Investigating electrostatic effects on DNA compaction: applications to gene delivery and transcription regulation.
Date of Issue2009
School of Biological Sciences
The general aim of the project is to obtain a principal understanding of the interactions of counterions, multivalent ions and charged ligands with DNA and other biopolyelectrolytes. We are interested in understanding the general mechanism and importance of electrostatic interactions for inducing and stabilizing such condensed forms of rod-like biopolymers in biological systems with biomedical applications. The specific aims are: (i) To experimentally determine the ability of different polyvalent ligands to condense DNA and other biopolyelectrolytes and how this depends on structural features of ligands and biopolymer. (ii) To establish the physical basis in terms of molecular interactions, for this condensation. (iii) To use this knowledge in the practical design of new gene delivery agents.
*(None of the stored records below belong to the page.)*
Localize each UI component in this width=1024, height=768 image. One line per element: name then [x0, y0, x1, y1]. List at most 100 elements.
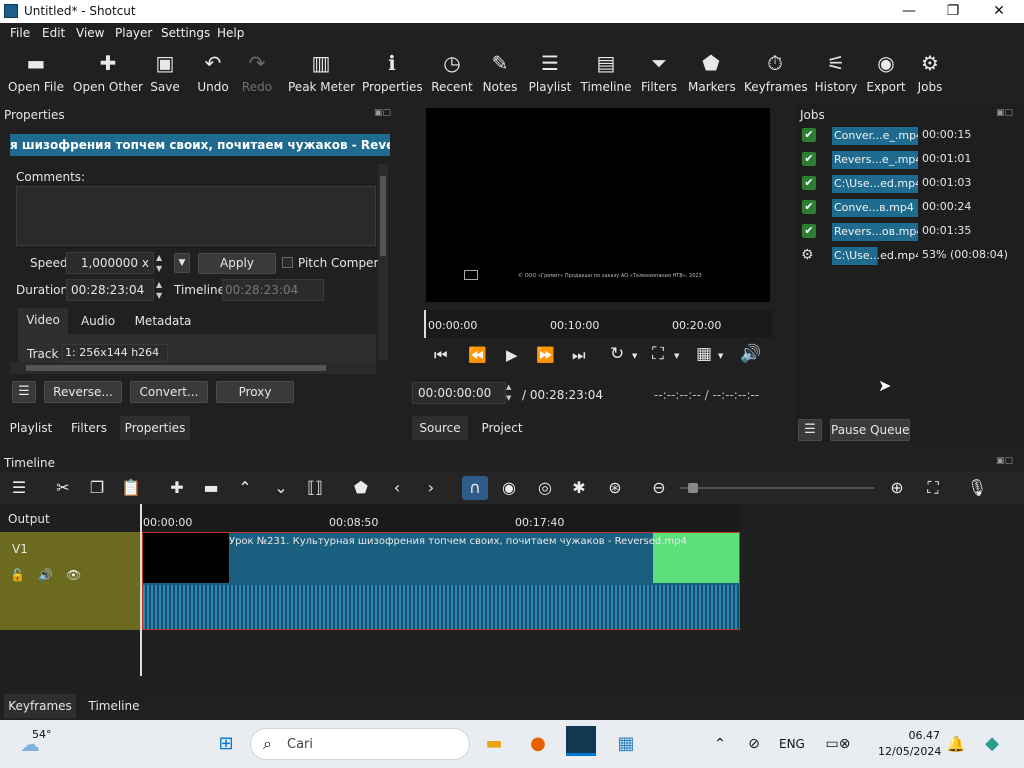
proxy-button[interactable]: Proxy — [216, 381, 294, 403]
clip-name-field[interactable]: я шизофрения топчем своих, почитаем чужа… — [10, 134, 390, 156]
next-marker-icon[interactable]: › — [418, 476, 444, 500]
ripple-markers-icon[interactable]: ⊛ — [602, 476, 628, 500]
append-icon[interactable]: ✚ — [164, 476, 190, 500]
pitch-checkbox[interactable] — [282, 257, 293, 268]
job-row[interactable]: ✔ Revers...e_.mp4 00:01:01 — [798, 149, 1024, 171]
timeline-clip[interactable]: Урок №231. Культурная шизофрения топчем … — [142, 532, 740, 630]
language-indicator[interactable]: ENG — [779, 737, 805, 751]
speed-spinner[interactable]: ▲ ▼ — [156, 252, 168, 274]
properties-hscrollbar[interactable] — [10, 362, 376, 374]
chevron-down-icon[interactable]: ▼ — [674, 352, 679, 360]
ripple-all-icon[interactable]: ✱ — [566, 476, 592, 500]
properties-button[interactable]: ℹ Properties — [362, 48, 423, 100]
overwrite-icon[interactable]: ⌄ — [268, 476, 294, 500]
search-box[interactable]: ⌕ Cari — [250, 728, 470, 760]
zoom-slider[interactable] — [680, 483, 874, 493]
history-button[interactable]: ⚟ History — [814, 48, 858, 100]
export-button[interactable]: ◉ Export — [866, 48, 906, 100]
video-preview[interactable]: © ООО «Гремит» Продакшн по заказу АО «Те… — [426, 108, 770, 302]
clock-date[interactable]: 12/05/2024 — [878, 745, 941, 758]
chevron-up-icon[interactable]: ⌃ — [710, 728, 730, 760]
job-row[interactable]: ✔ Revers...ов.mp4 00:01:35 — [798, 221, 1024, 243]
menu-help[interactable]: Help — [217, 26, 244, 40]
bell-icon[interactable]: 🔔 — [946, 728, 966, 760]
job-row[interactable]: ⚙ C:\Use...ed.mp4 53% (00:08:04) — [798, 245, 1024, 267]
tab-audio[interactable]: Audio — [72, 308, 124, 334]
tab-keyframes[interactable]: Keyframes — [4, 694, 76, 718]
timeline-menu-icon[interactable]: ☰ — [6, 476, 32, 500]
notification-icons[interactable]: ▭⊗ — [818, 728, 858, 760]
timeline-ruler[interactable]: 00:00:00 00:08:50 00:17:40 — [140, 504, 740, 532]
split-icon[interactable]: ⟦⟧ — [302, 476, 328, 500]
convert-button[interactable]: Convert... — [130, 381, 208, 403]
apply-button[interactable]: Apply — [198, 253, 276, 274]
zoom-fit-icon[interactable]: ⛶ — [652, 344, 664, 364]
job-row[interactable]: ✔ Conve...в.mp4 00:00:24 — [798, 197, 1024, 219]
player-ruler[interactable]: 00:00:00 00:10:00 00:20:00 — [424, 310, 772, 338]
zoom-in-icon[interactable]: ⊕ — [884, 476, 910, 500]
keyframes-button[interactable]: ⏱ Keyframes — [744, 48, 808, 100]
speed-preset-dropdown[interactable]: ▼ — [174, 253, 190, 273]
float-panel-icon[interactable]: ▣▢ — [996, 108, 1013, 118]
play-icon[interactable]: ▶ — [506, 346, 518, 364]
save-button[interactable]: ▣ Save — [146, 48, 184, 100]
menu-settings[interactable]: Settings — [161, 26, 210, 40]
timeline-button[interactable]: ▤ Timeline — [580, 48, 632, 100]
cut-icon[interactable]: ✂ — [50, 476, 76, 500]
photos-icon[interactable]: ▦ — [612, 728, 640, 760]
firefox-icon[interactable]: ● — [524, 728, 552, 760]
speed-input[interactable]: 1,000000 x — [66, 252, 154, 274]
shotcut-taskbar-icon[interactable] — [566, 726, 596, 756]
skip-to-start-icon[interactable]: ⏮ — [434, 346, 448, 364]
timeline-playhead[interactable] — [140, 504, 142, 676]
paste-icon[interactable]: 📋 — [118, 476, 144, 500]
job-row[interactable]: ✔ Conver...e_.mp4 00:00:15 — [798, 125, 1024, 147]
timecode-spinner[interactable]: ▲ ▼ — [506, 382, 516, 404]
scrollbar-thumb[interactable] — [380, 176, 386, 256]
marker-icon[interactable]: ⬟ — [348, 476, 374, 500]
clock-time[interactable]: 06.47 — [880, 729, 941, 742]
scrub-icon[interactable]: ◉ — [496, 476, 522, 500]
timecode-input[interactable]: 00:00:00:00 — [412, 382, 506, 404]
properties-vscrollbar[interactable] — [378, 164, 388, 360]
playlist-button[interactable]: ☰ Playlist — [528, 48, 572, 100]
grid-icon[interactable]: ▦ — [696, 344, 712, 364]
track-select[interactable]: 1: 256x144 h264 ▼ — [62, 344, 168, 374]
hide-icon[interactable]: 👁 — [66, 568, 81, 582]
snap-icon[interactable]: ∩ — [462, 476, 488, 500]
tab-metadata[interactable]: Metadata — [128, 308, 198, 334]
start-icon[interactable]: ⊞ — [212, 728, 240, 760]
float-panel-icon[interactable]: ▣▢ — [996, 456, 1013, 466]
loop-icon[interactable]: ↻ — [610, 344, 624, 364]
jobs-button[interactable]: ⚙ Jobs — [912, 48, 948, 100]
copilot-icon[interactable]: ◆ — [978, 728, 1006, 760]
hscroll-thumb[interactable] — [26, 365, 326, 371]
notes-button[interactable]: ✎ Notes — [480, 48, 520, 100]
jobs-menu-button[interactable]: ☰ — [798, 419, 822, 441]
peak-meter-button[interactable]: ▥ Peak Meter — [288, 48, 355, 100]
minimize-button[interactable]: — — [886, 0, 932, 23]
network-icon[interactable]: ⊘ — [742, 728, 766, 760]
tab-video[interactable]: Video — [18, 308, 68, 334]
skip-to-end-icon[interactable]: ⏭ — [572, 346, 586, 364]
chevron-down-icon[interactable]: ▼ — [632, 352, 637, 360]
previous-marker-icon[interactable]: ‹ — [384, 476, 410, 500]
close-button[interactable]: ✕ — [976, 0, 1022, 23]
fast-forward-icon[interactable]: ⏩ — [536, 346, 555, 364]
menu-file[interactable]: File — [10, 26, 30, 40]
reverse-button[interactable]: Reverse... — [44, 381, 122, 403]
menu-player[interactable]: Player — [115, 26, 152, 40]
tab-filters[interactable]: Filters — [62, 416, 116, 440]
menu-edit[interactable]: Edit — [42, 26, 65, 40]
copy-icon[interactable]: ❐ — [84, 476, 110, 500]
zoom-slider-handle[interactable] — [688, 483, 698, 493]
filters-button[interactable]: ⏷ Filters — [640, 48, 678, 100]
player-playhead[interactable] — [424, 310, 426, 338]
ripple-icon[interactable]: ◎ — [532, 476, 558, 500]
chevron-down-icon[interactable]: ▼ — [718, 352, 723, 360]
comments-textarea[interactable] — [16, 186, 376, 246]
mute-icon[interactable]: 🔊 — [38, 568, 53, 582]
tab-source[interactable]: Source — [412, 416, 468, 440]
rewind-icon[interactable]: ⏪ — [468, 346, 487, 364]
lift-icon[interactable]: ⌃ — [232, 476, 258, 500]
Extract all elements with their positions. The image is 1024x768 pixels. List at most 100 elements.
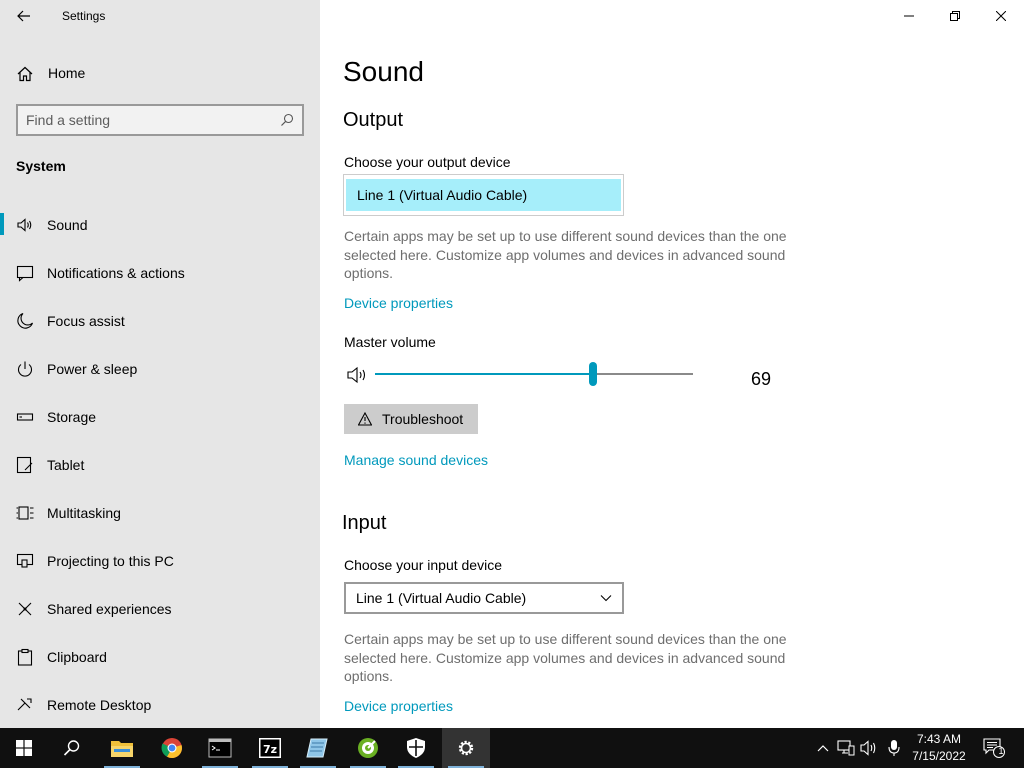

Specifically, a new class of polyamine mimetics that are ~peptides will be developed. (iv) To identify the electrostatic role in polyanion-polycation interaction of DNA with histone protein tails and other chromatin regulating proteins involved in transcriptional regulation. These aims will be realized using a combination of experimental approaches such as light scattering, fluorescence and NMR, in combination with computer modeling based on Monte Carlo and molecular dynamics simulations.